Members experienced the advantages of integration through faster access to needed care and reduced administrative friction. For instance, referrals to clinical programs occur up to 44 days sooner with integrated benefits, helping members receive timely interventions before conditions worsened.9 Nearly 43% of prior authorization requests were bypassed when UnitedHealthcare medical and pharmacy benefits were integrated,10 eliminating delays and reducing obstacles that frustrate both members and providers.
“The power of UnitedHealthcare is the data-driven, embedded decision-making that can occur when pharmacy and medical benefits are integrated.”
Case study: UnitedHealthcare cross-benefit drug management in action
Consider Neulasta®, used to treat low white blood cell count, a common side effect of cancer treatment.
- Step 1: The UnitedHealthcare Pharmacy and Therapeutics (P&T) Committee determined that Neulasta was an effective treatment.
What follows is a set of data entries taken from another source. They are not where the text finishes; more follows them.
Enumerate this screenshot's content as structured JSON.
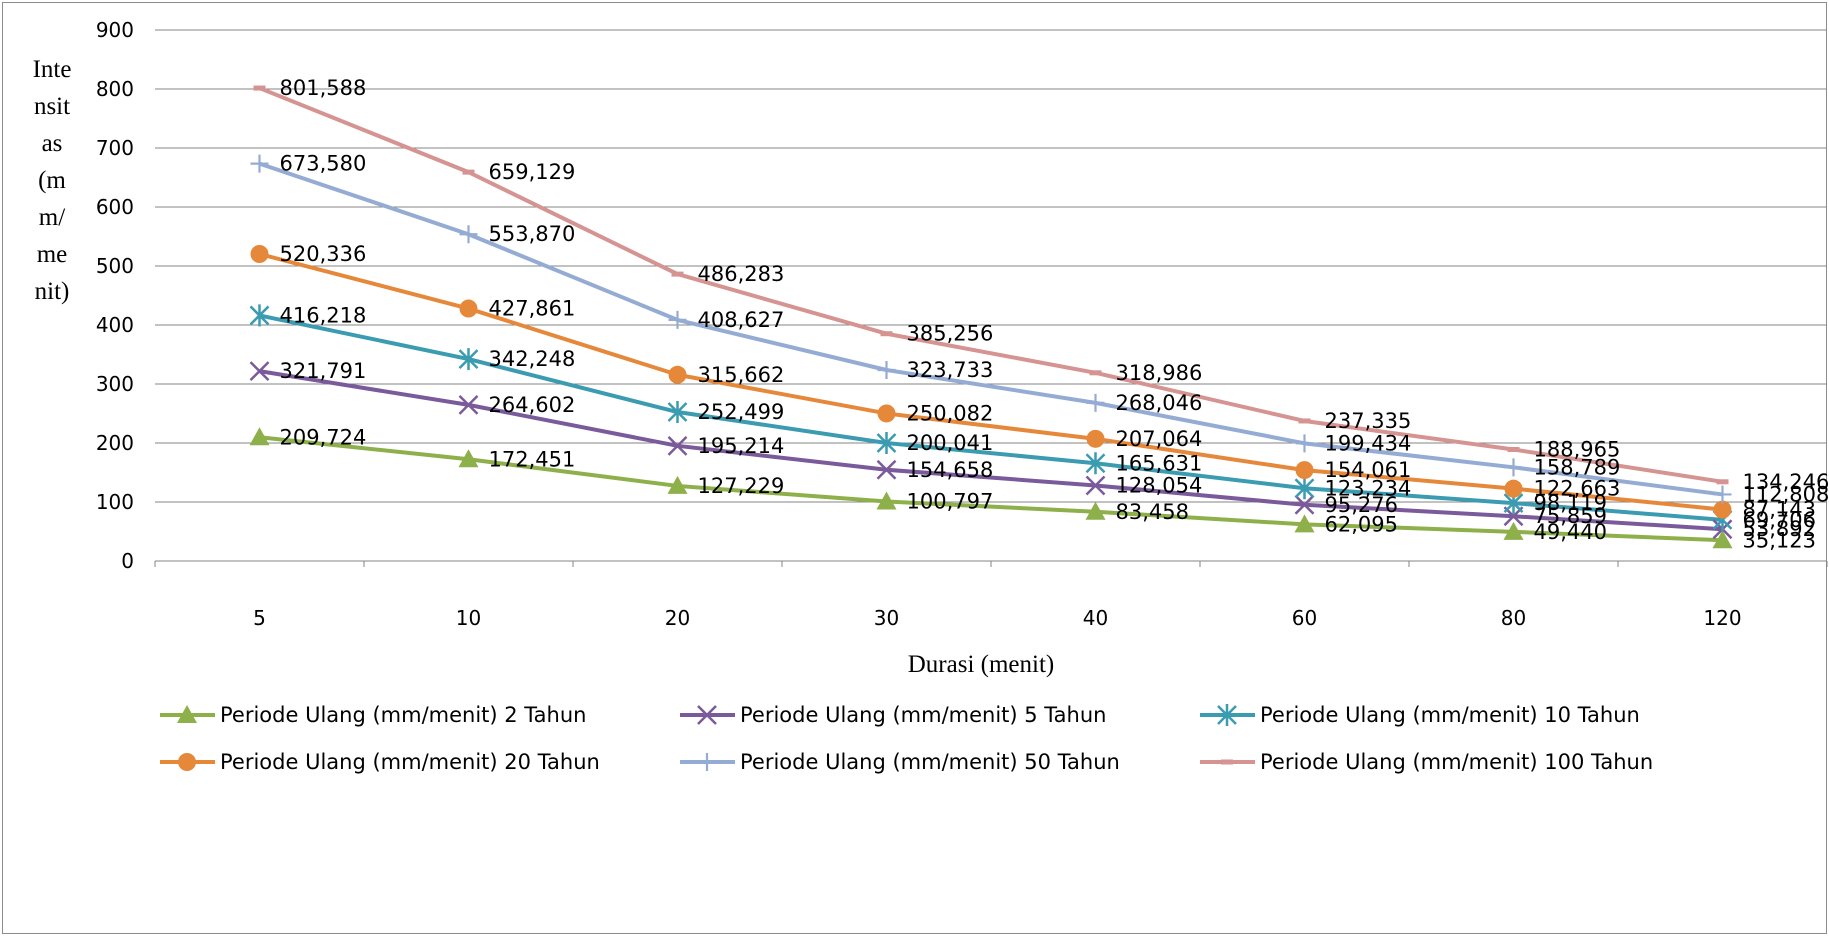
{
  "chart_data": {
    "type": "line",
    "title": "",
    "xlabel": "Durasi (menit)",
    "ylabel_lines": [
      "Inte",
      "nsit",
      "as",
      "(m",
      "m/",
      "me",
      "nit)"
    ],
    "categories": [
      "5",
      "10",
      "20",
      "30",
      "40",
      "60",
      "80",
      "120"
    ],
    "ylim": [
      0,
      900
    ],
    "yticks": [
      "0",
      "100",
      "200",
      "300",
      "400",
      "500",
      "600",
      "700",
      "800",
      "900"
    ],
    "grid": true,
    "legend_position": "bottom",
    "series": [
      {
        "name": "Periode Ulang (mm/menit) 2 Tahun",
        "color": "#8eb04a",
        "marker": "triangle",
        "values": [
          209.724,
          172.451,
          127.229,
          100.797,
          83.458,
          62.095,
          49.44,
          35.123
        ],
        "labels": [
          "209,724",
          "172,451",
          "127,229",
          "100,797",
          "83,458",
          "62,095",
          "49,440",
          "35,123"
        ]
      },
      {
        "name": "Periode Ulang (mm/menit) 5 Tahun",
        "color": "#7a5a9a",
        "marker": "x",
        "values": [
          321.791,
          264.602,
          195.214,
          154.658,
          128.054,
          95.276,
          75.859,
          53.892
        ],
        "labels": [
          "321,791",
          "264,602",
          "195,214",
          "154,658",
          "128,054",
          "95,276",
          "75,859",
          "53,892"
        ]
      },
      {
        "name": "Periode Ulang (mm/menit) 10 Tahun",
        "color": "#3b9bb1",
        "marker": "star",
        "values": [
          416.218,
          342.248,
          252.499,
          200.041,
          165.631,
          123.234,
          98.119,
          69.706
        ],
        "labels": [
          "416,218",
          "342,248",
          "252,499",
          "200,041",
          "165,631",
          "123,234",
          "98,119",
          "69,706"
        ]
      },
      {
        "name": "Periode Ulang (mm/menit) 20 Tahun",
        "color": "#e6883a",
        "marker": "circle",
        "values": [
          520.336,
          427.861,
          315.662,
          250.082,
          207.064,
          154.061,
          122.663,
          87.143
        ],
        "labels": [
          "520,336",
          "427,861",
          "315,662",
          "250,082",
          "207,064",
          "154,061",
          "122,663",
          "87,143"
        ]
      },
      {
        "name": "Periode Ulang (mm/menit) 50 Tahun",
        "color": "#94acd4",
        "marker": "plus",
        "values": [
          673.58,
          553.87,
          408.627,
          323.733,
          268.046,
          199.434,
          158.789,
          112.808
        ],
        "labels": [
          "673,580",
          "553,870",
          "408,627",
          "323,733",
          "268,046",
          "199,434",
          "158,789",
          "112,808"
        ]
      },
      {
        "name": "Periode Ulang (mm/menit) 100 Tahun",
        "color": "#d59391",
        "marker": "dash",
        "values": [
          801.588,
          659.129,
          486.283,
          385.256,
          318.986,
          237.335,
          188.965,
          134.246
        ],
        "labels": [
          "801,588",
          "659,129",
          "486,283",
          "385,256",
          "318,986",
          "237,335",
          "188,965",
          "134,246"
        ]
      }
    ]
  }
}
The Prescription Drug List (PDL) Management Committee analyzed the cost and advantages of Neulasta under both the pharmacy and medical benefits.
- Step 2: Upon review, the PDL committee found that the cost of Neulasta Onpro® and Udenyca® biosimilars were lower when administered at a provider’s office under the medical benefit, saving ~$2K per claim on average compared to pharmacy benefit coverage, according to UnitedHealthcare 2024 claims data.11
- Step 3: The PDL committee considers many factors to minimize the impact on the member’s experience, regardless of cost. Market feedback shows that members appreciate having their providers insert the on-body devices during scheduled chemotherapy appointments. This eliminates extra visits and removes the burden of self-administering medications at home — something many patients find intimidating.
Support for the future
The pharmaceutical landscape continues to evolve rapidly. Specialty drug spending is projected to comprise more of total pharmacy spending, with overall pharmacy costs expected to rise 11-12% annually.11
Within this environment of sustained cost pressure, integration offers a proven strategy for managing complexity while maximizing value.
“I believe our cross-benefit drug management approach sets us apart from others in the market. We have the data, expertise and benefits to do this under one roof.”